(Written in pieces throughout the week. Posting now – Sunday, Father’s Day, after one hell of a week and a hard-fought return to center.)

The bags were packed, the heavy ones at least, and the cottage slowly emptied, much like my tissue box. Sadie and I officially hit the road Wednesday morning, beginning a long, hot 9.5-hour journey in over-100-degree heat to our first stop: my parents’ house, where we’re spending a week before continuing on to Florida.

Tuesday was the final round of goodbyes, and some hit harder than I expected.

The day included farewell hugs to my incredible neighbors, the quiet heroes who have shown up for me time and time again. They’ve stood beside me through some of my hardest moments, offering strength when mine was gone, never asking for anything in return. I also quietly said goodbye to longtime friends, those steady presences who don’t say much but always make sure you know you’re not alone.

Even the most ordinary rituals that day felt deeply emotional.

And of course, life didn’t pause. In the midst of those goodbyes, there were still work demands: meetings, a month-end reviews, and spreadsheets that had to be balanced, even as I was quietly closing a much more personal chapter. The numbers added up. The feelings? Not quite.

One of the hardest goodbyes came Tuesday night. Sadie, my sweet, loyal companion of eleven years sat quietly beside me as we said goodbye to my ex-husband, her other person, and still, in many ways, my friend. After thirty years of shared life, raising children, building careers, surviving storms, and sharing laughter and memories, it was never going to be easy. Our ending wasn’t marked by bitterness, just by time and change and growing in different directions.

And yes, I’ve had my moments (I’m human), but there will always be a place in my heart for him.
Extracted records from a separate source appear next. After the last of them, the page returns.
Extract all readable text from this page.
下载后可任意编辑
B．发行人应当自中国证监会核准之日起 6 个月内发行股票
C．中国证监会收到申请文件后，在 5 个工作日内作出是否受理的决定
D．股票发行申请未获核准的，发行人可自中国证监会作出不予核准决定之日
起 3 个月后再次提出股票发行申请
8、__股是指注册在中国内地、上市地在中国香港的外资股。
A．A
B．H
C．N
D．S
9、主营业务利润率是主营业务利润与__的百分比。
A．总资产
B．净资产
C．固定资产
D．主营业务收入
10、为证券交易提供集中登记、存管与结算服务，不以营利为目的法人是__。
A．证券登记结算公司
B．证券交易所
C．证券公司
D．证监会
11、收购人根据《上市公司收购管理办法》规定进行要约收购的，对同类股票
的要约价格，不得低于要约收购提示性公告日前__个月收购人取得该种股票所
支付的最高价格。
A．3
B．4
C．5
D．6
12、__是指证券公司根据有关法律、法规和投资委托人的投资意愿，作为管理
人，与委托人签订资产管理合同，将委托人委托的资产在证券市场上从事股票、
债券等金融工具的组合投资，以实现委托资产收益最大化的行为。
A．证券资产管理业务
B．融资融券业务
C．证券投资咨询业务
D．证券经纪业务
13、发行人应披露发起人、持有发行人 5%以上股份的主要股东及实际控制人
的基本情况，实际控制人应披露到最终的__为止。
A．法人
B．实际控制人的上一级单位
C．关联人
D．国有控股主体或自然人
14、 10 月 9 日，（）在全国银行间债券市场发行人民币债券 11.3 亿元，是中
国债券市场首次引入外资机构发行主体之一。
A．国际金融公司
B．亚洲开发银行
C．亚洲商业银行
He’s the father of my children, and someone who holds pieces of my past few others ever will.

Sadie will miss him. And if I’m honest, so will I in my own way.

But there was grace in that moment. Tearful hugs. Quiet understanding. And a mutual wish for peace as we move into separate futures.

So that was Tuesday. Bags packed. Hearts full and heavy. Goodbyes said.

And then, Wednesday morning after more calls, we hit the road.

The rest of the week? Not exactly the exhale I imagined.

Since arriving at my parents’, I’ve been thrown right back into the fire at work. The kind of challenges that test your patience, your endurance, your ability to keep going when every part of you is ready to collapse. The kind of week that makes you wonder, honestly, how much more you can take before you break.

But then came Saturday. And with it, a quiet turning point.

I got back on track with my personal to-do list, finally. I sold the car. Took care of some important logistics for this move and this next chapter, including the process for renewing my passport (you never know when you might want to take flight to see a friend across the world). No, everything isn’t in place yet. And no, I’m not fully okay. But momentum returned. And right now, that’s enough.

And now it’s Sunday. Father’s Day.

What a beautiful way to close out such a heavy, transformative week by spending today with my dad, mom and sister. There’s something grounding about being here with them, and today I’m holding deep appreciation for the many men who have shaped my life and my kids’ lives along the way.

Sunday is my day of gratitude this week.

While gratitude should live in our hearts every day, I lost sight of it in the chaos and emotion of the past several days. But today, I feel it again. I see it clearly. And I’m grateful to close this week with that awareness back in place.

Sadie’s still curled up nearby, her tired body still full of quiet resilience. She hasn’t given up. And neither will I.

This is forward. The door is still open. And we’re still taking the leap.